O deputado federal Nikolas Ferreira (PL-MG) comemorou o afastamento do desembargador Magid Nauef Láuar, que votou pela absolvição de um homem acusado de estuprar uma menina de 12 anos. O CNJ determinou a medida preventiva nesta sexta-feira (27/2).
Por que o CNJ afastou o desembargador?
O Conselho Nacional de Justiça identificou indícios de envolvimento do magistrado em crimes sexuais, motivando o afastamento. A medida vale até a conclusão das investigações.
Pelo menos cinco supostas vítimas já foram ouvidas pelo corregedor nacional de Justiça, ministro Mauro Campbell Marques, incluindo uma residente no exterior e uma parente do desembargador. As informações são do Metrópoles.
Como a reação de Nikolas Ferreira foi motivada?
Nikolas Ferreira afirmou que a pressão pública contribuiu para a decisão do CNJ. Em publicação no X, destacou que ações e vídeos nas redes sociais podem gerar resultados concretos.
Segundo ele, a sequência de medidas mostra a eficiência da mobilização popular: o acusado retornou à prisão, e agora o desembargador foi afastado. Veja a publicação de Nikolas:
Na mesma semana: o Estupr4dor voltou pra cadeia junto com a mãe omissa, e agora o juíz é afastado do cargo. Mostrem isso quando dizem que pressão e vídeo na rede não funciona. pic.twitter.com/y4sUQrr2XH
— Nikolas Ferreira (@nikolas_dm) February 27, 2026
Qual foi o voto que gerou polêmica?
Magid Nauef Láuar ficou no centro da repercussão por votar a favor da absolvição de um homem de 35 anos acusado de estuprar uma menina de 12 anos. O voto gerou indignação nas redes sociais.
O Tribunal de Justiça de Minas Gerais (TJMG) também instaurou procedimento investigatório para apurar eventual falta funcional do desembargador.
Quem já foi ouvido e quais fatos serão investigados?
O CNJ confirmou que a apuração envolve vários relatos de vítimas e eventos recentes ainda não prescritos. Alguns fatos antigos já estão fora do alcance criminal, mas não prejudicam a investigação atual.
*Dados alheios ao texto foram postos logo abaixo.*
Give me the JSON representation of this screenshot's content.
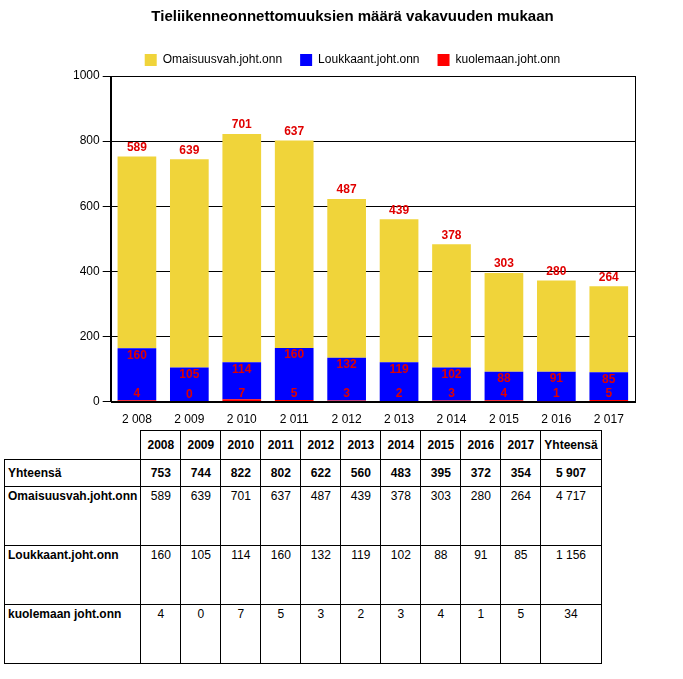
{
  "chart_data": {
    "type": "bar",
    "title": "Tieliikenneonnettomuuksien määrä vakavuuden mukaan",
    "categories": [
      "2 008",
      "2 009",
      "2 010",
      "2 011",
      "2 012",
      "2 013",
      "2 014",
      "2 015",
      "2 016",
      "2 017"
    ],
    "series": [
      {
        "name": "kuolemaan.joht.onn",
        "color": "#ff0000",
        "values": [
          4,
          0,
          7,
          5,
          3,
          2,
          3,
          4,
          1,
          5
        ]
      },
      {
        "name": "Loukkaant.joht.onn",
        "color": "#0000ff",
        "values": [
          160,
          105,
          114,
          160,
          132,
          119,
          102,
          88,
          91,
          85
        ]
      },
      {
        "name": "Omaisuusvah.joht.onn",
        "color": "#f0d43a",
        "values": [
          589,
          639,
          701,
          637,
          487,
          439,
          378,
          303,
          280,
          264
        ]
      }
    ],
    "stacked": true,
    "data_labels": true,
    "legend": "top",
    "grid": true,
    "ylim": [
      0,
      1000
    ],
    "yticks": [
      0,
      200,
      400,
      600,
      800,
      1000
    ]
  },
  "table": {
    "header": [
      "",
      "2008",
      "2009",
      "2010",
      "2011",
      "2012",
      "2013",
      "2014",
      "2015",
      "2016",
      "2017",
      "Yhteensä"
    ],
    "rows": [
      [
        "Yhteensä",
        "753",
        "744",
        "822",
        "802",
        "622",
        "560",
        "483",
        "395",
        "372",
        "354",
        "5 907"
      ],
      [
        "Omaisuusvah.joht.onn",
        "589",
        "639",
        "701",
        "637",
        "487",
        "439",
        "378",
        "303",
        "280",
        "264",
        "4 717"
      ],
      [
        "Loukkaant.joht.onn",
        "160",
        "105",
        "114",
        "160",
        "132",
        "119",
        "102",
        "88",
        "91",
        "85",
        "1 156"
      ],
      [
        "kuolemaan joht.onn",
        "4",
        "0",
        "7",
        "5",
        "3",
        "2",
        "3",
        "4",
        "1",
        "5",
        "34"
      ]
    ]
  }
}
Entre as informações coletadas, destacam-se:
- Cinco supostas vítimas já ouvidas pelo corregedor nacional
- Uma das denunciantes é parente do desembargador
- Uma vítima reside fora do país
- Fatos recentes continuam sob apuração pelo CNJ
Enquanto o afastamento permanece, o desembargador não poderá exercer funções judiciais ou administrativas. O CNJ continuará investigando novos fatos e denúncias. O caso serve como alerta sobre a importância da transparência e fiscalização no Judiciário, mostrando que a mobilização pública pode impactar decisões importantes.